Die Grundlagen des Nachhaltigkeitsbegriff, wie wir ihn heute benutzen, prägte der nach der Leiterin der Weltkommission für Umwelt und Entwicklung der UN und norwegischen Ministerpräsidentin benannte Brundtland-Bericht „Our common future“ an die Vereinigten Nationen. Danach bezeichnet eine nachhaltige Entwicklung, die

 

„die Bedürfnisse der [gesamten] gegenwärtigen Generation befriedigt, ohne zu riskieren, dass künftige Generationen ihre eigenen Bedürfnisse nicht befriedigen können“.

 

Das Leitbild einer "Nachhaltigen Entwicklung" beschreibt also die Notwendigkeit der Umsetzung von Konzepten und Strategien zur Erhaltung des wirtschaftlichen sowie ökologischen und sozialen Kapitals auf der Welt - sowohl auf internationaler, nationaler als auch individueller Ebene. Das Ziel: Die Lebensgrundlagen der gesamten Menschheit sollen erhalten und weiterentwickelt werden. Denn diese Formen des Kapitals spiegeln die Säulen wieder, die zum Halt des Tempels Erde oder anders gesagt zum Erhalt und der Entwicklung der Lebensgrundlagen der gesamten Menschheit beitragen.

 

Die ökologische Dimension sorgt sich um die Bewahrung unserer Umwelt als Basis jeglicher menschlicher Existenz.

Die ökonomische Dimension zielt auf die Befriedigung der materiellen Bedürfnisse der Menschen ab.

Die soziale Dimension fordert die Vertiefung des sozialen Zusammenhalts und von Gerechtigkeit im Sinne von Chancengleichheit. Dazu gehören auch Solidarität, Verteilungsgerechtigkeit, der Erhalt und die Stärkung eines handlungsfähigen Gemeinwesens und der Abbau sozialer Spannungen. 

 

Letzten Endes geht es um Chancengleichheit: Zum einen um intergenerative Chancengleichheit zwischen der gegenwärtigen und der zukünftigen Generation. Außerdem geht es um intragenerative Chancengleichheit, also innerhalb einer Generation, um Chancengleichheit innerhalb und zwischen Gesellschaften herzustellen. Sie zielt insbesondere auf den fairen Ausgleich zwischen Industrie- und Entwicklungsländern, aber auch zwischen den Geschlechtern.

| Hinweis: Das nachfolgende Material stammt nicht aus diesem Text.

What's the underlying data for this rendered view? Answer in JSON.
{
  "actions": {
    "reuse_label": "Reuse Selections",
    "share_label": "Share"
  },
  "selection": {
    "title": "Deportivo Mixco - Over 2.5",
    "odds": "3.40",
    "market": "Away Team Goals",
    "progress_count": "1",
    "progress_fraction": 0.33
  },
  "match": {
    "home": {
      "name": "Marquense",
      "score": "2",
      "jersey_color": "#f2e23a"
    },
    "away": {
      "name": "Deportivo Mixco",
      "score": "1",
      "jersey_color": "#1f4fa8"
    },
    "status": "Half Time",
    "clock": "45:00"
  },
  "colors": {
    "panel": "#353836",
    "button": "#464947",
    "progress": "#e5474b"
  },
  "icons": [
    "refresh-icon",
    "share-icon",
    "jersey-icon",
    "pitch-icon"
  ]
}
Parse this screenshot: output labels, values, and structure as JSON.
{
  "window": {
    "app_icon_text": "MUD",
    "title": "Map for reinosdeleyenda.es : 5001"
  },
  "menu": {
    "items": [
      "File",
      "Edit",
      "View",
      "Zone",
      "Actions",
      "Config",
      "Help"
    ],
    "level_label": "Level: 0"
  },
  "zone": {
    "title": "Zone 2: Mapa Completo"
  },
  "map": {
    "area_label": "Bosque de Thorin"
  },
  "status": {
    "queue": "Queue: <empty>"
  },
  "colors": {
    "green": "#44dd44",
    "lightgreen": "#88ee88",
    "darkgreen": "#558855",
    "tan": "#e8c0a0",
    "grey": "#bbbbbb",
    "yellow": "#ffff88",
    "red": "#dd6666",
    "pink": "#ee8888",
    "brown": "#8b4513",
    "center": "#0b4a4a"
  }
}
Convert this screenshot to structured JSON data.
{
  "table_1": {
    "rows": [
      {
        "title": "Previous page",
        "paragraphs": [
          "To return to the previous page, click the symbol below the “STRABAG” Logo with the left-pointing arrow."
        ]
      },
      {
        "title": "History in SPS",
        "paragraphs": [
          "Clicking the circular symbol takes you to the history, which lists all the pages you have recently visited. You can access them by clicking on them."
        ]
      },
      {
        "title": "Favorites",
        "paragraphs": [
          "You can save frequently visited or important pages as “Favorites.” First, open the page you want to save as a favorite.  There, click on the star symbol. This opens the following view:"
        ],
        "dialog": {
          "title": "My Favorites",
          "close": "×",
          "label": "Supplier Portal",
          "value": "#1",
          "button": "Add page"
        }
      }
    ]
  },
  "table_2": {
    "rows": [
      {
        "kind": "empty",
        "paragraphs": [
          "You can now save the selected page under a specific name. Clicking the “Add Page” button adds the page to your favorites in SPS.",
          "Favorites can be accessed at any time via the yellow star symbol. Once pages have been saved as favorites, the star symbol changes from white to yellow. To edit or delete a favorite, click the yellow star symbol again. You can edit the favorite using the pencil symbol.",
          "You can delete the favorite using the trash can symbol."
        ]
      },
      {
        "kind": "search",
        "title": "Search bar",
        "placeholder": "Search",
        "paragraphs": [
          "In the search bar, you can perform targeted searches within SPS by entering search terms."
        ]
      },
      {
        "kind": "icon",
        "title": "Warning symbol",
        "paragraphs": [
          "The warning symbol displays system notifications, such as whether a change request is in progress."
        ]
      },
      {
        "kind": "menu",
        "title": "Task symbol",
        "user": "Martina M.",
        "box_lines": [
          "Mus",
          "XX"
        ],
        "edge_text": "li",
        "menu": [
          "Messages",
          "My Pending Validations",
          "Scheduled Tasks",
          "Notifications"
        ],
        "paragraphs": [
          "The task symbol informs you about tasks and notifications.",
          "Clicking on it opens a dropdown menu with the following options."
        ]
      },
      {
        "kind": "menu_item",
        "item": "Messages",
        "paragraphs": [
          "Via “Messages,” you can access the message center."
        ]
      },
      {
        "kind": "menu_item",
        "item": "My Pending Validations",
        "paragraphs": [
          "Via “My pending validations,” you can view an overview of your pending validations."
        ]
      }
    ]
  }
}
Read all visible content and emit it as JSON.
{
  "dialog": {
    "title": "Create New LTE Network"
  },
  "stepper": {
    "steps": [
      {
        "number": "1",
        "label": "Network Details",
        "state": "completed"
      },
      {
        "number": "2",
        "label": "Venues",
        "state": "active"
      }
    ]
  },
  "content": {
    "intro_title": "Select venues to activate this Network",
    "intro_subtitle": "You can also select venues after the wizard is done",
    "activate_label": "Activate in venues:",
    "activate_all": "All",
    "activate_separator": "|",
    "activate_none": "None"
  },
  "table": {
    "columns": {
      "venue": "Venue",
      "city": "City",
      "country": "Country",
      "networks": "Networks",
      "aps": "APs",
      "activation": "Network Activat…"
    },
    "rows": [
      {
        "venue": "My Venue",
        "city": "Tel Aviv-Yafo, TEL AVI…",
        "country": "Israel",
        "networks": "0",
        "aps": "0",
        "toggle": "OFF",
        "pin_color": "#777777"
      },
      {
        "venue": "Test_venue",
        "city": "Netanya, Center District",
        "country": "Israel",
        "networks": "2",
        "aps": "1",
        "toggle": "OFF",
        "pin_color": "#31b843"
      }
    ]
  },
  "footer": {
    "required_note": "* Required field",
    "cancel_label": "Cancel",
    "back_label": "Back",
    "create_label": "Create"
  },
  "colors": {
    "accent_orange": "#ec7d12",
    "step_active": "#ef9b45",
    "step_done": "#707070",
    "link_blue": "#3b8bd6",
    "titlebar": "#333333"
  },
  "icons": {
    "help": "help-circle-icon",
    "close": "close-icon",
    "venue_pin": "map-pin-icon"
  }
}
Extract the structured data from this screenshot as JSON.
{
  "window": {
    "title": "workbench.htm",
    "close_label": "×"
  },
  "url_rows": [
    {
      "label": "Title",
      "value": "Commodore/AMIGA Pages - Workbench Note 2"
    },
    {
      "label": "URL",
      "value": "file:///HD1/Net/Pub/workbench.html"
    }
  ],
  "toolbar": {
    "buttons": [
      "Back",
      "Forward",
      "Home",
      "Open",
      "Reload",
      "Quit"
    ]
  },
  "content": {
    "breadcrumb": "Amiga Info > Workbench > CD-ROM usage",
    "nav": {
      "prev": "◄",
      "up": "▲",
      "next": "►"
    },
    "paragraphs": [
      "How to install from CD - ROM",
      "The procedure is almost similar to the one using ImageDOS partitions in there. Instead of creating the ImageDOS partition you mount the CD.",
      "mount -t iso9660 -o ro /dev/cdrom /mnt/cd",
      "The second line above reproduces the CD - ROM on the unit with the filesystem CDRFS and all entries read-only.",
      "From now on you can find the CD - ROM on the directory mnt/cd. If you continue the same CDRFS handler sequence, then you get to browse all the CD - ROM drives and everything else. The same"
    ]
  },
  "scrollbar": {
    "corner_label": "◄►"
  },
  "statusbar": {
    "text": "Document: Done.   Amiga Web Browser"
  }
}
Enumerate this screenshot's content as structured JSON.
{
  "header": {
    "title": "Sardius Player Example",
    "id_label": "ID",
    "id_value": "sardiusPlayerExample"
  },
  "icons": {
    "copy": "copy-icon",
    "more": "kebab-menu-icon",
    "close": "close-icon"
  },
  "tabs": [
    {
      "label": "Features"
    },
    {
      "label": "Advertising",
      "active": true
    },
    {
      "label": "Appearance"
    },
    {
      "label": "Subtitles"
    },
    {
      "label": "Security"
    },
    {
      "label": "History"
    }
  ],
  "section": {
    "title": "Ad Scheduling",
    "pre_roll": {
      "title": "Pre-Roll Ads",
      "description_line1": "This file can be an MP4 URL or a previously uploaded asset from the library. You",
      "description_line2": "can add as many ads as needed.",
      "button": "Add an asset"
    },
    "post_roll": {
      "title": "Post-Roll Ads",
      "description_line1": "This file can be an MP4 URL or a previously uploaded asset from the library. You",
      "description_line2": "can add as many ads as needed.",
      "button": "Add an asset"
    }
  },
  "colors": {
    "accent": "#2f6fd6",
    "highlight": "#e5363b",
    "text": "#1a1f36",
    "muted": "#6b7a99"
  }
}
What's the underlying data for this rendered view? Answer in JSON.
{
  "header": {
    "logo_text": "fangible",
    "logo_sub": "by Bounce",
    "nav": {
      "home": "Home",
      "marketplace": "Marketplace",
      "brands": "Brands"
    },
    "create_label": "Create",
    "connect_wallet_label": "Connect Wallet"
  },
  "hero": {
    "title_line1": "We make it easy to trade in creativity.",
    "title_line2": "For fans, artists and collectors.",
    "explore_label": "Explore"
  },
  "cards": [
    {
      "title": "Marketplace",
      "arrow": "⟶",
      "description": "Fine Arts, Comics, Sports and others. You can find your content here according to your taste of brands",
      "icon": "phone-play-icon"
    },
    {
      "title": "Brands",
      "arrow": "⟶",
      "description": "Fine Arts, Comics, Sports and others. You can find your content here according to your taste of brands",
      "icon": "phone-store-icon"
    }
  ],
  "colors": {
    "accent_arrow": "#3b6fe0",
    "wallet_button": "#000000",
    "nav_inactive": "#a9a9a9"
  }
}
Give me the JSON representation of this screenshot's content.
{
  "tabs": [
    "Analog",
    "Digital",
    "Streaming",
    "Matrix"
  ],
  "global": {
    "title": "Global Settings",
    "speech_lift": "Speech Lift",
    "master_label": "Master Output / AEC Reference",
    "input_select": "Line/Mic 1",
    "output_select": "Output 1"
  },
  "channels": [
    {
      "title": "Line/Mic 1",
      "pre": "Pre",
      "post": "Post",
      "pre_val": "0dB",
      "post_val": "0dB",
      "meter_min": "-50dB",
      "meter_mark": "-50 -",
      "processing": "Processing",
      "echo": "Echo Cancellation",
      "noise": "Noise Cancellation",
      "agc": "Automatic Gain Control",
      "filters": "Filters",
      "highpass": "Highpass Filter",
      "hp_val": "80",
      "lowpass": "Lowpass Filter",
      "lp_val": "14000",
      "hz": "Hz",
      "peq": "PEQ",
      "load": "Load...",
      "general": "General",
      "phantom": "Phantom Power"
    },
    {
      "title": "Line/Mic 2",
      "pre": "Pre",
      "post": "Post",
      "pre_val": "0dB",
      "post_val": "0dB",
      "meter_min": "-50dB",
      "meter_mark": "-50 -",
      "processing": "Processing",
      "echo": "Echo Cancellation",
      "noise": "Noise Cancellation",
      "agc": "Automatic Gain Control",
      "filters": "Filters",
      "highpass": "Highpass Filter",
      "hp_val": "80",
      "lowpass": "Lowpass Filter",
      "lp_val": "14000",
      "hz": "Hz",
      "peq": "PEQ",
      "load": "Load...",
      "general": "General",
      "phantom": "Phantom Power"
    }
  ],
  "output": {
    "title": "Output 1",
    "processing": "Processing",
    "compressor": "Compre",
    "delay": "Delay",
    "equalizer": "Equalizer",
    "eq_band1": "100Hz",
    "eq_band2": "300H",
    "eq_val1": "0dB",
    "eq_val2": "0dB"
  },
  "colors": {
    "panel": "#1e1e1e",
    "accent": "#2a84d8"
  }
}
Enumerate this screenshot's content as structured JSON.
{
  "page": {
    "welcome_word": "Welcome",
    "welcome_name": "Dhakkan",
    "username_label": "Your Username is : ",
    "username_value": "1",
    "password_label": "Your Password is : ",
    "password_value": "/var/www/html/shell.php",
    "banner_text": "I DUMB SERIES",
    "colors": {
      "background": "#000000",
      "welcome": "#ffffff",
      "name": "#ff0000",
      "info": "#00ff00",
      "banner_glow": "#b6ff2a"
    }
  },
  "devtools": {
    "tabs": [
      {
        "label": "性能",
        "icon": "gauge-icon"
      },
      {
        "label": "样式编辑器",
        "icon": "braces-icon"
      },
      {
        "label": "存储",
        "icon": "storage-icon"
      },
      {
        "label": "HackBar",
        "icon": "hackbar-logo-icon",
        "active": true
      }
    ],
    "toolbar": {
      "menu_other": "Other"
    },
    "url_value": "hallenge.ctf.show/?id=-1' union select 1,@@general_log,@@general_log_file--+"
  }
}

Die allgemeine Akzeptanz dieser Prinzipien zeigt sich in der Vielzahl von Institutionen, Verträgen und innovativen Konzepten und dem breiten Diskurs zwischen allen gesellschaftlichen Gruppen wie sie in der Agenda 21 zum Ausdruck kommen.

Trotzdem bedarf es einer weiteren Verbreitung und Diskussion über das Verständnis von Nachhaltigkeit. Denn dieses selbst befindet sich in einem dynamischen Prozess, d.h. einem abhängig von Wertekategorien, Zeit und Ressourcenverständnis wandelnden Zielsystem unter sich wandelnden ökonomischen, gesellschaftlichen und natürlichen Bedingungen. Neuere Konzepte, die beispielsweise im Kontext der Agenda 21 entwickelt wurden, sprechen auch von der institutionellen als der 4. Dimension insbesondere der Teilhabe der Bevölkerung an den sie betreffenden Entscheidungen.